Hi all! My name is Shellie. I live in Rockville, Rhode Island. Born and raised in “the sticks”, so to speak. I’ve been a social worker for very close to 25 years, working directly with people who suffer from chronic mental illness and substance abuse issues. I didn’t have my first paranormal experience till I was in my early 30’s. Since that time, I’ve been infatuated with the unknown. My mind is driven to want provable facts though. I will search and search to find a logical explanation for everything lol.
I can just imagine the excitement and adrenaline rush of going on a investigation in an old, dilapidated, abandoned building! But beware! Histoplasmosis may be the only thing you “catch”……
Wait…what?? What is histoplasmosis??? Why do I need to know this, you ask??
Histoplasmosis is an infection caused by breathing in spores of a fungus often found in bird and bat droppings. It is most commonly transmitted when these spores become airborne. Most people who develop histoplasmosis never develop symptoms and are not aware they are infected.
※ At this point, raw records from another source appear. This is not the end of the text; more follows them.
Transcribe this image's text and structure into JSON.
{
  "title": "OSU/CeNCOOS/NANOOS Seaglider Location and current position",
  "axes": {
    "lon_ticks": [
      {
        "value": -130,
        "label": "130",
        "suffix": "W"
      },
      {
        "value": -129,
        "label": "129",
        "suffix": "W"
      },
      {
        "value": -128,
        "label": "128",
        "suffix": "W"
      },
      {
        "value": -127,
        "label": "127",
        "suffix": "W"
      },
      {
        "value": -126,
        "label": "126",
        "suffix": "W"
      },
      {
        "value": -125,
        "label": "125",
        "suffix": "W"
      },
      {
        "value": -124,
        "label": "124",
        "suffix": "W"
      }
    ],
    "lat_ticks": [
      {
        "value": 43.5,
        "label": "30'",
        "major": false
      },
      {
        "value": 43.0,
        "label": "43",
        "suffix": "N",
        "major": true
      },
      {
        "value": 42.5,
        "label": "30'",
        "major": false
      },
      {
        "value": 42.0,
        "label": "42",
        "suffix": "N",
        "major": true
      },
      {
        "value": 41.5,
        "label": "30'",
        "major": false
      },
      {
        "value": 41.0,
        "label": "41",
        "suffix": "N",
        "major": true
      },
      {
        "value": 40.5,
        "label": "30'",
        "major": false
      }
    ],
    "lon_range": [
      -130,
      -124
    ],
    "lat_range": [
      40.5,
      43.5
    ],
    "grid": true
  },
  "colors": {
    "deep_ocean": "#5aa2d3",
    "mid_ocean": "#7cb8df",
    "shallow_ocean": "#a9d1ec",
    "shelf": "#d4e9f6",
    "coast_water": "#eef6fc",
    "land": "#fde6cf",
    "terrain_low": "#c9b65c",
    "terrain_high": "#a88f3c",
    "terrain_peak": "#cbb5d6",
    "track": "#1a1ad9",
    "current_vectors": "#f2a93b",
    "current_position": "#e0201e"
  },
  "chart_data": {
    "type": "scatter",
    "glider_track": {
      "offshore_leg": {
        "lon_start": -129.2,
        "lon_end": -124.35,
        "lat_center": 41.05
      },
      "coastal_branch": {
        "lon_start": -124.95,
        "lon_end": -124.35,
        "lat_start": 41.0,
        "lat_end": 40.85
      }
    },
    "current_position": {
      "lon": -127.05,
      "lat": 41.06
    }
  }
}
For people with already compromised immune systems, histoplasmosis can be serious.
Several types of histoplasmosis exist, from the mildest form producing no symptoms, to the most severe infections which can be life-threatening. Signs and symptoms will usually occur 3-17 days after exposure and may include the following:
– muscle spasms
– dry cough
– chest discomfort
“Chronic” histoplasmosis may include weight loss and a cough that may produce blood and can mimic the symptoms of tuberculosis. The most severe cases of histoplasmosis occur in people with compromised immune systems, as mentioned above, and can effect nearly any part of your body, including your mouth, liver, central nervous system, skin and adrenal glands. If untreated, this variety is usually fatal.
In closing, as investigators, please do your due diligence in always being aware of your surroundings and the physical dangers of the area you are investigating. Contact your doctor if you develop flu-like symptoms after being exposed to bird or bat droppings. And, as always, stay safe out there!